Information about risk of recurrent preterm delivery is useful to clinicians,
researchers, and policy makers for counseling, generating etiologic leads,
and measuring the related public health burden.
To identify the rate of recurrence of preterm delivery in second pregnancies,
factors associated with recurrence, and the percentage of preterm deliveries
in women with a history of preterm delivery.
Design and Setting
Population-based cohort study of data from birth and fetal death certificates
from the state of Georgia between 1980 and 1995.
A total of 122,722 white and 56,174 black women with first and second
singleton deliveries at 20 to 44 weeks' gestation.
Main Outcome Measure
Length of gestation (categorized as 20-31, 32-36, or ≥37 weeks) at
second delivery compared with length of gestation at first delivery, by age
Most women whose first delivery was preterm subsequently had term deliveries.
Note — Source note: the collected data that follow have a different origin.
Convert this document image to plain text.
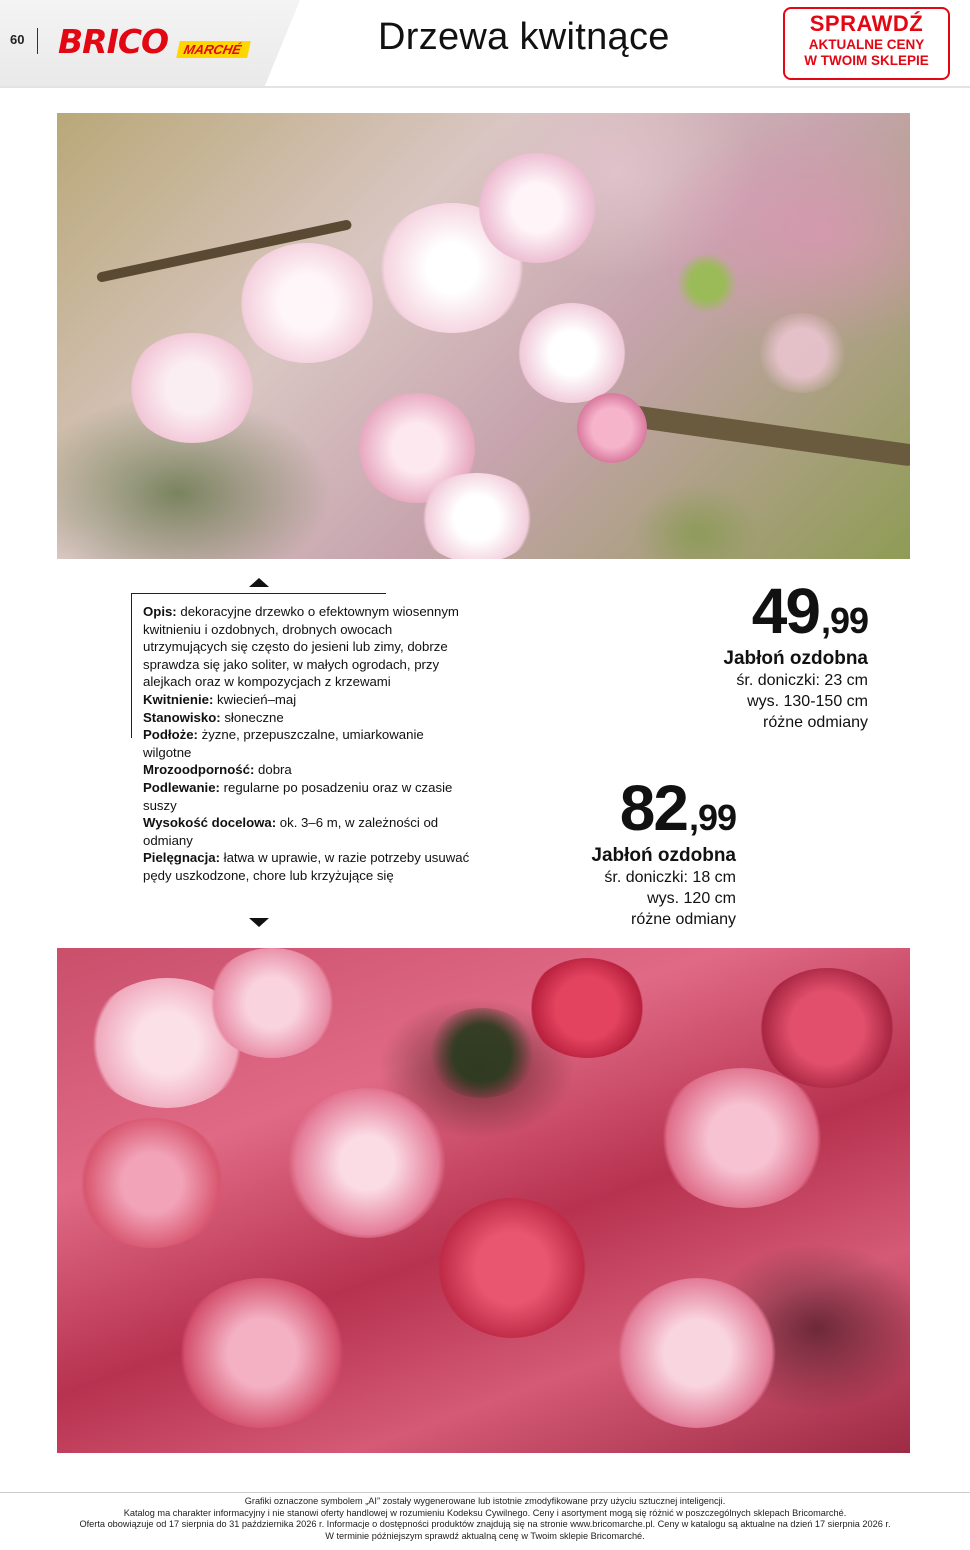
60 BRICO	MARCHÉ	Drzewa kwitnące	SPRAWDŹ
AKTUALNE CENY
W TWOIM SKLEPIE

Opis: dekoracyjne drzewko o efektownym wiosennym kwitnieniu i ozdobnych, drobnych owocach utrzymujących się często do jesieni lub zimy, dobrze sprawdza się jako soliter, w małych ogrodach, przy alejkach oraz w kompozycjach z krzewami

Kwitnienie: kwiecień–maj

Stanowisko: słoneczne

Podłoże: żyzne, przepuszczalne, umiarkowanie wilgotne

Mrozoodporność: dobra

Podlewanie: regularne po posadzeniu oraz w czasie suszy

Wysokość docelowa: ok. 3–6 m, w zależności od odmiany

Pielęgnacja: łatwa w uprawie, w razie potrzeby usuwać pędy uszkodzone, chore lub krzyżujące się

49,99
Jabłoń ozdobna
śr. doniczki: 23 cm
wys. 130-150 cm
różne odmiany
82,99
Jabłoń ozdobna
śr. doniczki: 18 cm
wys. 120 cm
różne odmiany
Grafiki oznaczone symbolem „AI” zostały wygenerowane lub istotnie zmodyfikowane przy użyciu sztucznej inteligencji.
Katalog ma charakter informacyjny i nie stanowi oferty handlowej w rozumieniu Kodeksu Cywilnego. Ceny i asortyment mogą się różnić w poszczególnych sklepach Bricomarché.
Oferta obowiązuje od 17 sierpnia do 31 października 2026 r. Informacje o dostępności produktów znajdują się na stronie www.bricomarche.pl. Ceny w katalogu są aktualne na dzień 17 sierpnia 2026 r.
W terminie późniejszym sprawdź aktualną cenę w Twoim sklepie Bricomarché.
Of 1023 white women whose first delivery occurred at 20 to 31 weeks, 8.2%
(95% confidence interval [CI], 6.6%-10.1%) delivered their second birth at
20 to 31 weeks and 20.1% (95% CI, 17.7%-22.8%) at 32 to 36 weeks. Of 1084
comparable black women, 13.4% (95% CI, 11.4%-15.6%) delivered at 20 to 31
weeks and 23.4% (95% CI, 20.9%-26.1%) delivered at 32 to 36 weeks. Among women
whose first delivery occurred at 32 to 36 weeks, all corresponding rates were
lower than those whose first birth was at 20 to 31 weeks; the rates of second
birth at 20 to 31 weeks were substantially lower (for white women, 1.9% [95%
CI, 1.7%-2.2%]; for black women, 3.8% [95% CI, 3.4%-4.2%]). Compared with
women aged 20 to 49 years at their second delivery, women younger than 18
years had twice the risk of recurrence of delivery at 20 to 31 weeks. Of all
second deliveries at 20 to 31 weeks, 29.4% for white women and 37.8% for black
women were preceded by a preterm delivery.
Our data suggest that recurrence of preterm delivery contributes a notable
portion of all preterm deliveries, especially at the shortest gestations.